German soldiers at the end of the war still used the same standard-issue rifle, the
K98, with which they had invaded
Poland in September 1939. There were only two types of standard
machine guns employed in World War II, and the situation was similar with
other infantry and artillery weaponry.
Tanks underwent the greatest innovation, but once soldiers had gotten used to new types of armored vehicles, their operation quickly became routine. A Tiger tank was a Tiger tank. The technological framework in the German army changed little. All in all, equipment remained constant, and infantry weaponry in particular consisted of mass-produced items that scarcely merited discussion. On the battlefields of Europe, the technical quality of
rifles,
tommy guns, and machine guns was quite comparable, with neither side enjoying a decisive advantage.
The situation was completely different in the
Luftwaffe, where the quality of technology was far more important than in the army. Aerial warfare was a technological arena, and innovations came fast and furious over the course of the war. Improvements were made in all areas, from aircraft performance to navigation technology to onboard weaponry. The
Messerschmitt 109 of 1939 had little to do with the same model plane in 1945.
Nighttime aerial warfare added a new dimension to the conflict.
British Bomber Command perfected the technique of aerial bombardment in darkness, forcing the Luftwaffe to constantly develop new strategies for defending against such attacks. One result of this give-and-take was the rise of highly sophisticated
radar and navigation technology.
In 1939 a race began to develop the fastest fighter jets, the most precise radar stations, and the most exact navigation procedures. In World
War I, mistakes could be relatively quickly corrected. This was no longer the case in World War II, since the effort needed for development and production was so much greater. Huge amounts of resources—for example, 41 percent of armaments capacity in 1944—were invested in the air industry. By comparison, Germany invested only 6 percent of its resources in
tank production in 1944.
346
Nonetheless, in the course of 1942, Britain and the United States gained a decisive advantage over the
Luftwaffe, and the German air force was never able to close the gap. With Germany losing ground both quantitatively and qualitatively, the Luftwaffe was deprioritized at the end of 1944. The consequences for the Wehrmacht were devastating and could be felt in every arena of the war.
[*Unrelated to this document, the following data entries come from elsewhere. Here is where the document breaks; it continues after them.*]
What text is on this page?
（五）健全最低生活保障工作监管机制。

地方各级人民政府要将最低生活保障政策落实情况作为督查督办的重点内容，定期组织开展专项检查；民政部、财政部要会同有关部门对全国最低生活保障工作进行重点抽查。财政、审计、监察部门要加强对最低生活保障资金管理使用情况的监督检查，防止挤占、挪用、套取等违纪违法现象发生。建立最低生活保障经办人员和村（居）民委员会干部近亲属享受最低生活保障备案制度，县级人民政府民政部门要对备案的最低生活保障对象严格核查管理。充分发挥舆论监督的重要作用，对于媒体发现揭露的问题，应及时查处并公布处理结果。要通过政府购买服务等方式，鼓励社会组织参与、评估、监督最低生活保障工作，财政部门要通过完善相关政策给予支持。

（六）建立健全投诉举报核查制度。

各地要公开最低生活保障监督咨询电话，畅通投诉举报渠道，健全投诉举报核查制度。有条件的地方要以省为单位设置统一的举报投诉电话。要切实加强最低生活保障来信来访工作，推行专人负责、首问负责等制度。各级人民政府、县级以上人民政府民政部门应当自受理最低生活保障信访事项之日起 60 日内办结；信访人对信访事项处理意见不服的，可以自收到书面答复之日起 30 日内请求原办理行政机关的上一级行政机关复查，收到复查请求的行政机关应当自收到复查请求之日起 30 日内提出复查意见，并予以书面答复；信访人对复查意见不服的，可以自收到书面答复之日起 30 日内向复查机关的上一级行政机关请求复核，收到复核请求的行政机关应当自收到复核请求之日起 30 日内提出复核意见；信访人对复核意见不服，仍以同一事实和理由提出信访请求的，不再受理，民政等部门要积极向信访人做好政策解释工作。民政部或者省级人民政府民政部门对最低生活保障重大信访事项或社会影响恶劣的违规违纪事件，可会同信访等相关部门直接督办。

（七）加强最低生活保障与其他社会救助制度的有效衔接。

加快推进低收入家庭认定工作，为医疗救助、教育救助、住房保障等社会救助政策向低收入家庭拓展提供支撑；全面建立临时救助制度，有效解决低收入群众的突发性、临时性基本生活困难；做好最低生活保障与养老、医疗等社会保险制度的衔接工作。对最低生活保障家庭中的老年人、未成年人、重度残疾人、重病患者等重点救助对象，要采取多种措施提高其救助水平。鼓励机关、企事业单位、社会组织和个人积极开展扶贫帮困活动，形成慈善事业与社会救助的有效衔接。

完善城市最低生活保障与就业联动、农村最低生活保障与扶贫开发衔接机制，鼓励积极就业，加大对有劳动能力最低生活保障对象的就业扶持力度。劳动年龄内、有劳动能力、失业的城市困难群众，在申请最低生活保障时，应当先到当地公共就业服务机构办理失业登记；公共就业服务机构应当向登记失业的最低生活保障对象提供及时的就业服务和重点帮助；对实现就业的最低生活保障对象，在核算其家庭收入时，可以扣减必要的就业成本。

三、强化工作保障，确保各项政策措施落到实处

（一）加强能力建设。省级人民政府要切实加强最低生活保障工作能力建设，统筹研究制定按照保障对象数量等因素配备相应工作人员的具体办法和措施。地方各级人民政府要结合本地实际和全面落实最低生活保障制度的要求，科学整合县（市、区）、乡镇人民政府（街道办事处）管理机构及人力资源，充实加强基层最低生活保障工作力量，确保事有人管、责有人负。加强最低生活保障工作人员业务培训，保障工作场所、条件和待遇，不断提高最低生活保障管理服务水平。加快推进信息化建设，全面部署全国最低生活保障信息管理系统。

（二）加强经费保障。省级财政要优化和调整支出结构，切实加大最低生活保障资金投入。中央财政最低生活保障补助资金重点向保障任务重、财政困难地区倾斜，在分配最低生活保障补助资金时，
Technology was a constant, unavoidable element in the lives of pilots, reconnaissance specialists, and aircraft gunners.
347
In aerial warfare, whoever had faster, more maneuverable planes with better
weapons survived, while those who fell behind
technologically died, regardless of their skill as airmen. Technology thus determined the lives of Luftwaffe troops. It also dominated their perception of the war and the formation of their frame of reference.
The surveillance protocols reflect the importance of technology for each branch of the German armed forces. There is a lot of material of this sort in conversations between Luftwaffe men, somewhat less among German sailors, and only around a tenth as much in discussions between army soldiers. For that reason, this section will be primarily concerned with the Luftwaffe. Especially interesting is what the POWs discussed when they talked about technology, and how technology dominated and changed their perception of the war.